Photographers often specialise in just one or two, opting to focus their skills. Here are six popular sub-genres of portrait photography you should know if you're interested in exploring this interesting and rewarding genre.
1. Fine Art Portraits
If there's royalty in portrait photography, this is the queen! And, yet, it is rather tricky to define what it is, mostly because professional portrait photographers often don't agree on what makes a fine art portrait! Basically, fine art photography is something worthy of being hung in a nice art gallery. It's not a snapshot. It's not even a nice shot you take with high-end gear. It's a portrait in which you can see influences of the great oil masters displayed today in the world's best museums.
2. Traditional Portraits
This might be the least popular of the sub-genre, particularly in the last decade or two. There is a sense of sober formality to these portraits with the subject looking straight at the camera looking somewhat posed. It's not a candid shot. It is a formal portrait, typically taken in a studio with a traditional or formal background, and generally is composed to include only the head and shoulders. One example of this type of portrait is a business or corporate headshot.
3. Lifestyle Portraits
If you want to know what the opposite of a formal portrait is, look to lifestyle photography. These are also called candid portraits (even though there's usually a minimal level of positioning by the photographer), capturing people in a more relaxed composition. These are often shot in an environment that is personally relevant to the subject. Lifestyle portraits are rarely taken in the studio. An excellent example of the genre is a casual family portrait taken in someone's backyard.
4. Group Portraits
Portrait photography isn't always about one subject. Group portraits, which can include other sub-genres like street photography and lifestyle, involve two or more subjects. Family photography is an example of group portraits. Group portraits tend to be carefully choreographed by the photographer as it can be challenging to work with multiple subjects simultaneously. However, you can capture some great candid pictures of the dynamic interactions between the group members.
5. Street Portraits
Street portraits are often called street photography. These are candid portraits taken randomly on the street or another venue, typically of an unsuspecting subject, although sometimes you work with a model. The concept behind street portraits, though, is that they are spontaneous. True street photography doesn't involve advance planning. A very well-known example of street photography that has lasted decades is the iconic American portrait of a U.S. sailor kissing a woman in New York City's Time Square after hearing the announcement that World War II had ended.

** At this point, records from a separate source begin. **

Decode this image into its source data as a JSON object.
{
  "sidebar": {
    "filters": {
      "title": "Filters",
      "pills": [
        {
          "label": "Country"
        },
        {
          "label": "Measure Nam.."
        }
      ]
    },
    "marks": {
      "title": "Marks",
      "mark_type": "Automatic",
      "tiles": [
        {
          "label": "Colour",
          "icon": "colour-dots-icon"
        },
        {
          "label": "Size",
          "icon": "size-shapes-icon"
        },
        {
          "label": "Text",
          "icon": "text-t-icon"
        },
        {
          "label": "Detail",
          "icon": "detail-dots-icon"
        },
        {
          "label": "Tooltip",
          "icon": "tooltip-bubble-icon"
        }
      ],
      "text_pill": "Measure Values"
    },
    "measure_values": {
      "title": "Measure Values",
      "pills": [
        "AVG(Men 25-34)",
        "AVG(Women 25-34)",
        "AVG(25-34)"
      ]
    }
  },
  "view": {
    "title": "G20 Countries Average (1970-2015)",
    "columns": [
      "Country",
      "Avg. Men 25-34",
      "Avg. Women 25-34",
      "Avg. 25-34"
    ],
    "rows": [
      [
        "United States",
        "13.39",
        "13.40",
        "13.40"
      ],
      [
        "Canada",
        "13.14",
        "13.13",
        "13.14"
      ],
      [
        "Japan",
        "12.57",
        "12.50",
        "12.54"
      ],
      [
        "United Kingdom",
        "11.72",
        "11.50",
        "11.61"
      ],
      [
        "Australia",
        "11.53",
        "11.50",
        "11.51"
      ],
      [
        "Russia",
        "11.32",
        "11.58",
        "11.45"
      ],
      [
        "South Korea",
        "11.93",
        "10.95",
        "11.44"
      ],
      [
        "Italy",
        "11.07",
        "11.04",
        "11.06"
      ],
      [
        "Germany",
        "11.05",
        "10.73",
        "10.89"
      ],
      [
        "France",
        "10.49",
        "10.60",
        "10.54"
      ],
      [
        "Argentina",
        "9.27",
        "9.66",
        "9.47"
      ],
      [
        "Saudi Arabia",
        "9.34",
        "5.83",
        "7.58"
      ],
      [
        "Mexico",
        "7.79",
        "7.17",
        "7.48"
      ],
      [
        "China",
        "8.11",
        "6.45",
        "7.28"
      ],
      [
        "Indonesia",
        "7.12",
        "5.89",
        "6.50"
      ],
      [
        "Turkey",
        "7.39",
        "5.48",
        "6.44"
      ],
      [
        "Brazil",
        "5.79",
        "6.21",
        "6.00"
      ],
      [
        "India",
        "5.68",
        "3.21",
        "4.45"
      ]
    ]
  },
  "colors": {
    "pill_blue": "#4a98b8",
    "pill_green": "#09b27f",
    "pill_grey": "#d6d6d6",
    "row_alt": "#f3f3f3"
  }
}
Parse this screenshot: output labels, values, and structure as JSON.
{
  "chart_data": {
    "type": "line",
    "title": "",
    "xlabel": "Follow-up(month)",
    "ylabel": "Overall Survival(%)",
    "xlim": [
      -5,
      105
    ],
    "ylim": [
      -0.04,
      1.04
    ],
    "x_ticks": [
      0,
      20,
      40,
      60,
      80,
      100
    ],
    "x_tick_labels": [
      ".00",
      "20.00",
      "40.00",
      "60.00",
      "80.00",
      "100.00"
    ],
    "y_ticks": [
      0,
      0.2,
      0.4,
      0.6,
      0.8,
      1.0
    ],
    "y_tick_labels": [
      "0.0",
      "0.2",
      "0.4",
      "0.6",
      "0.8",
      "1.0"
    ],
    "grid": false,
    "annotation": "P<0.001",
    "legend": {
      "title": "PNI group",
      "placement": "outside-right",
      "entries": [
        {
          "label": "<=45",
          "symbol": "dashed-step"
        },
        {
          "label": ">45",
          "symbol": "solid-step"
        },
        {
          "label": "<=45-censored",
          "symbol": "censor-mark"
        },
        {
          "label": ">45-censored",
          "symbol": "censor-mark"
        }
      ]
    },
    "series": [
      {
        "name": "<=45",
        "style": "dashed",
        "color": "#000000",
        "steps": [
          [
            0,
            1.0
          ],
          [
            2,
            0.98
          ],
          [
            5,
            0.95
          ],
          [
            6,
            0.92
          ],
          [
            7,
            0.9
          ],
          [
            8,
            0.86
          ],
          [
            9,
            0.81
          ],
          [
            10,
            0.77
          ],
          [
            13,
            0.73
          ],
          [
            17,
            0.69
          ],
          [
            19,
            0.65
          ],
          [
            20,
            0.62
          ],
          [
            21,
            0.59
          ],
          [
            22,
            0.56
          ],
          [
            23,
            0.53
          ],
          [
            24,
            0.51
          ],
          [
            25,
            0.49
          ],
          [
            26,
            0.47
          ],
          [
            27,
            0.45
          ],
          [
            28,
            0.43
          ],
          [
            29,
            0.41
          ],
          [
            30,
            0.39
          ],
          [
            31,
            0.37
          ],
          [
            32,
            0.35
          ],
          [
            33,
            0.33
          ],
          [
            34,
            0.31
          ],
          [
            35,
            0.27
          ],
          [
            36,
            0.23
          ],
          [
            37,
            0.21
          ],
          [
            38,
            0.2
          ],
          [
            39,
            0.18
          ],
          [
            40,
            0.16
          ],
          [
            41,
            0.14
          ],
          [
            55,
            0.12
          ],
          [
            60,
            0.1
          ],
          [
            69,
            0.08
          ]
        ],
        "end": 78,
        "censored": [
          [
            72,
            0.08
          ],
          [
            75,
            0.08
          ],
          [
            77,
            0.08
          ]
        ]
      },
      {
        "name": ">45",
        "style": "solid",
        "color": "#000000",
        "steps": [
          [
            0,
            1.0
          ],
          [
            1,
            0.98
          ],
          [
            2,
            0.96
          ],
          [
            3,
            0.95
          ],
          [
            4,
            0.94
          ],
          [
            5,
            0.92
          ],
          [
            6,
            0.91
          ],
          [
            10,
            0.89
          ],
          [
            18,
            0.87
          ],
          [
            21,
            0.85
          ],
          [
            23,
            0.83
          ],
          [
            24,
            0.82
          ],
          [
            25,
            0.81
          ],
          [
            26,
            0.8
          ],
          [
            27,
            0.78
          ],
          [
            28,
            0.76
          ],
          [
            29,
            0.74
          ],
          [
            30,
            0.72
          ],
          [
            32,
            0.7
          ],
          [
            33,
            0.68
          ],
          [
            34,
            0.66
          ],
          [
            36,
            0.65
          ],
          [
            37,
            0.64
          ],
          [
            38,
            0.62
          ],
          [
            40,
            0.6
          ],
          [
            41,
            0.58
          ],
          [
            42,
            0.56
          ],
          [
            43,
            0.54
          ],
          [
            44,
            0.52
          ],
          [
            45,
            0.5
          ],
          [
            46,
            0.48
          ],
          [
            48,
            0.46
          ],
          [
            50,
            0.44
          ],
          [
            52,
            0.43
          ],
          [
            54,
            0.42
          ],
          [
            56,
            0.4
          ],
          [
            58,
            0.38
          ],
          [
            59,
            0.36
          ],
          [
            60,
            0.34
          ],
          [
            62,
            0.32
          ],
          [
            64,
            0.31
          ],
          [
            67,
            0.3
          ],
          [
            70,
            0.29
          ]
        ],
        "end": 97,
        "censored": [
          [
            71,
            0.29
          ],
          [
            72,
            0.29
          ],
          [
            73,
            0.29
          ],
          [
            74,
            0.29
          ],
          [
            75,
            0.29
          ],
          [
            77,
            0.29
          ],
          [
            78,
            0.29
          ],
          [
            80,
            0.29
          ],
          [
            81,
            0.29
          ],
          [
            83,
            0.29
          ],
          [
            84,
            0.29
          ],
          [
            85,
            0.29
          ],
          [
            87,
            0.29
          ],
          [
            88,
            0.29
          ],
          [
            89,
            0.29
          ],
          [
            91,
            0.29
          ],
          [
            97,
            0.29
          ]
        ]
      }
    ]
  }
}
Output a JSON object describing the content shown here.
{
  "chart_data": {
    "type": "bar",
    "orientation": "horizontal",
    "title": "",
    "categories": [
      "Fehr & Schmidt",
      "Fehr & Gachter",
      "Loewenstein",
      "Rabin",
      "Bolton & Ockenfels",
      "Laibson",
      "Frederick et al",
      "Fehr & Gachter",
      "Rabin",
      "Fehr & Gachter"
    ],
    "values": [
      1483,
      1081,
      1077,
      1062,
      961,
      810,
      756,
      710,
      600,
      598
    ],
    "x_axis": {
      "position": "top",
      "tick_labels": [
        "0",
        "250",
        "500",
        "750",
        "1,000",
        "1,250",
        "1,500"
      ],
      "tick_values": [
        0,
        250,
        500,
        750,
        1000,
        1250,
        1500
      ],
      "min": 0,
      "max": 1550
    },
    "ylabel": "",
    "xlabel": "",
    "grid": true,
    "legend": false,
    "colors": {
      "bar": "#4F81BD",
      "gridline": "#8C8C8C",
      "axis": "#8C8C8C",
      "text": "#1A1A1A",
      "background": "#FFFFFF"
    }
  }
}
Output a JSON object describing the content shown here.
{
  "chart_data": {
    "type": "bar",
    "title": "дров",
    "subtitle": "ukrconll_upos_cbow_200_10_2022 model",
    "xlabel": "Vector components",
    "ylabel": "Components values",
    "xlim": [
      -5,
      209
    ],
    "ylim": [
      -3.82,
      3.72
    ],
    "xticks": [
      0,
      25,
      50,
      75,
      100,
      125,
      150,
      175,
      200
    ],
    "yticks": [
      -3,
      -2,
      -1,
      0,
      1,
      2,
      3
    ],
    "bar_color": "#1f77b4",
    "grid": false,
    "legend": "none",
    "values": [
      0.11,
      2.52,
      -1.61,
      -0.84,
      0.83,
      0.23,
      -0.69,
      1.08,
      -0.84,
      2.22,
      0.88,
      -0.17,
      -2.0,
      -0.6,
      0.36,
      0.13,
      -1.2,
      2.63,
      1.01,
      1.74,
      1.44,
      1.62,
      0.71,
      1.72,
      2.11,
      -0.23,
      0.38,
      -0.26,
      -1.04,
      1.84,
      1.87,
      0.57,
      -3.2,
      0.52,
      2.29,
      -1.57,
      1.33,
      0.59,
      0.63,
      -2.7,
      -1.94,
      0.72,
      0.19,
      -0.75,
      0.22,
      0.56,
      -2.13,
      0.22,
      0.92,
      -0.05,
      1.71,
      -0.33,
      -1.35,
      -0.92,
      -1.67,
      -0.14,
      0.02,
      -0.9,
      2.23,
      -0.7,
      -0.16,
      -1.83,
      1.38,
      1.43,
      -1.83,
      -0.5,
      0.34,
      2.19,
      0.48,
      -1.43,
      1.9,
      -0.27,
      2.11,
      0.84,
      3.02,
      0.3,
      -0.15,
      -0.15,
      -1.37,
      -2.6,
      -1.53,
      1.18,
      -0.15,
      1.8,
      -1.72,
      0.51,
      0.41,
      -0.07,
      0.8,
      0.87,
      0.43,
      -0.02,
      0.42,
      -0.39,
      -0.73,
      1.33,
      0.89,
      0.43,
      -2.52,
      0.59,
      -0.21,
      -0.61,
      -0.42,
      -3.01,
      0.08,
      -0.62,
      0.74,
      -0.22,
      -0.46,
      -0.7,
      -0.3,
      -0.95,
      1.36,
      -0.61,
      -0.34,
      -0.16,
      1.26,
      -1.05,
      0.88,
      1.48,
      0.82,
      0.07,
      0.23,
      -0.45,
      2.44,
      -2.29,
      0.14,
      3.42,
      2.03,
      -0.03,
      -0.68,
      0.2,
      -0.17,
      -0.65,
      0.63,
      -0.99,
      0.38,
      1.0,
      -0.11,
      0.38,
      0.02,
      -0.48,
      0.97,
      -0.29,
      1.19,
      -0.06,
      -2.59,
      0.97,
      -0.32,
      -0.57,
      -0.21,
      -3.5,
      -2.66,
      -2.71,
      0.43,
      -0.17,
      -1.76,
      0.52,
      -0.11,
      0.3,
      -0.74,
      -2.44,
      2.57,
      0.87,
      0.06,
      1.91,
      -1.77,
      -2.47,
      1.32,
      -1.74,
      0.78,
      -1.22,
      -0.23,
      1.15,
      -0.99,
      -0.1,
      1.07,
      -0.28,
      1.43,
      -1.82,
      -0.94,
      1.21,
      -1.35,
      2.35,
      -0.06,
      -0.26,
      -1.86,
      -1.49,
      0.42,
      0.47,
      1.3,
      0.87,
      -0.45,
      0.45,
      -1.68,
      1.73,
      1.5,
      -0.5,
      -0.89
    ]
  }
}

A good street photographer is nimble, clever, and can anticipate a good moment to capture.
6. Glamour Photography
Glamour photography isn't necessarily the same as fine art photography, although it can be. These are also known as beauty portraits, and boudoir photography can be considered a sub-genre. The concept of glamour photography is focused strictly on the subject, beauty, and glamour. They tend to have an element of sensuality. These portraits require careful planning, often involving professional make-up and wardrobe. These differ from fashion photography in that the focus is on the subject's beauty, not the fashion or clothes.
Portrait photography can be an extremely rewarding genre to practice. It's all about capturing the character or personality of your subject. If you're just starting out, experimenting with the various types of portraits can help you pick one or two you enjoy the most.